У каждого из заклинаний, правда, были свои особенности. Так, в случае с телепортацией, переместиться маг мог только в то место, которое досконально знал. И если там что-то изменилось — хотя бы чуть-чуть: перестановку сделали, мебель сменили, дерево срубили либо и вовсе человек в комнату вошёл, которого там не было на момент запоминания, — маг туда уже не перенесётся.
«Бесполезная хтонь! Слишком много ограничений. Мы не живём в вакууме. Мир постоянно меняется, смена дня и ночи, смена сезонов, войны…» — подумалось мне, хотя я просто не смог удержаться и не попытаться переместить себя на Алаид самостоятельно.
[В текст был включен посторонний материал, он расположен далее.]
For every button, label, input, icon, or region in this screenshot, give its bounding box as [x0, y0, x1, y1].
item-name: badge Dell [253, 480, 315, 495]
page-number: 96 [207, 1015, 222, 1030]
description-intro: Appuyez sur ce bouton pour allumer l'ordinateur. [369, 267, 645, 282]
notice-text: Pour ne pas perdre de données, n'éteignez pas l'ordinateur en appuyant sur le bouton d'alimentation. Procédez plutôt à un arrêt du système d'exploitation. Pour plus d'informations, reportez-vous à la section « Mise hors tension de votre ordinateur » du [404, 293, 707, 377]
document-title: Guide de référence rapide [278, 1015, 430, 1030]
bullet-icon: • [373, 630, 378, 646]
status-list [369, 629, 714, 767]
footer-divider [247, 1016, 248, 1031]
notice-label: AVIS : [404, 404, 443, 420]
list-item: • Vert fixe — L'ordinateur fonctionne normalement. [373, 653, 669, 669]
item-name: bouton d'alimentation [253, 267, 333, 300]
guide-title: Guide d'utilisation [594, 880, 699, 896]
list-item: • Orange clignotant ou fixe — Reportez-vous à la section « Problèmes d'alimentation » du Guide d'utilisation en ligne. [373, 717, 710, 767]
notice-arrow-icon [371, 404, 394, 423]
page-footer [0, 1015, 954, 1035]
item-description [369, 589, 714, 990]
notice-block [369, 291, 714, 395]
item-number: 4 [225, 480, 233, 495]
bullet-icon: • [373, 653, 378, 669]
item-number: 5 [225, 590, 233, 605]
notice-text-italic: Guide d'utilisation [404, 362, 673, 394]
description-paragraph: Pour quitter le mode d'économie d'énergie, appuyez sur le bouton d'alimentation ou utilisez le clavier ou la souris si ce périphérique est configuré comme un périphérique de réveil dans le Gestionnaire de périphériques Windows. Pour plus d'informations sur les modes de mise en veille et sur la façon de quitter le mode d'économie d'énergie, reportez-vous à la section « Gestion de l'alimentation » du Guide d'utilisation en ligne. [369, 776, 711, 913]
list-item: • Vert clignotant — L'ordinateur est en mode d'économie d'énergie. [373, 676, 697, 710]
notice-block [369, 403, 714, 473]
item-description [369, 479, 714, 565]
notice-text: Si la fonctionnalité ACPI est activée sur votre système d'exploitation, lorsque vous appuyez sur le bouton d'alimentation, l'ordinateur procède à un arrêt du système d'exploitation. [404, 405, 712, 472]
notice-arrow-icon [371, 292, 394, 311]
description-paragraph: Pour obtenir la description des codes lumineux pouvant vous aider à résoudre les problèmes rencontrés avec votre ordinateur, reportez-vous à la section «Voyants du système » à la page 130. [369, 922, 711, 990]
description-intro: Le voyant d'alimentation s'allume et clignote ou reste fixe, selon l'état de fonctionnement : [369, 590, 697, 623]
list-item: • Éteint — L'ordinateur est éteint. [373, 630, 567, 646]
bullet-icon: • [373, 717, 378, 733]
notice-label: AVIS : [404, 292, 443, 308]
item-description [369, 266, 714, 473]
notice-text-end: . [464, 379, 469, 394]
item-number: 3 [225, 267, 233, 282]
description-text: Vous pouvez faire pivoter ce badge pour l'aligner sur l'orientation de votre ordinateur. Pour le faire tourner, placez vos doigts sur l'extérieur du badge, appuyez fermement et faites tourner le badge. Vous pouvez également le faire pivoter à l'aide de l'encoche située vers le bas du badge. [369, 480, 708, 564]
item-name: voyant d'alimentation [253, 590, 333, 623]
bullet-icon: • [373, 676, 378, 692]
Вот только, как и предполагалось, что-то после последней нашей встречи там крупно изменилось. Я думаю, как минимум, список находящихся там архимагов. Если до этого их там было пятеро, плюс пустотник, то сейчас, вероятнее всего, было гораздо меньше.
Что же касается портала — следующего по рангу конструкта, — за него маг расплачивался полной потерей собственного внутреннего резерва. А мне этот вариант просто-напросто не подходил. Прийти к пустотнику бессильным, как новорождённый котёнок, означало верную смерть. И своих не спасу, и сам подставлюсь.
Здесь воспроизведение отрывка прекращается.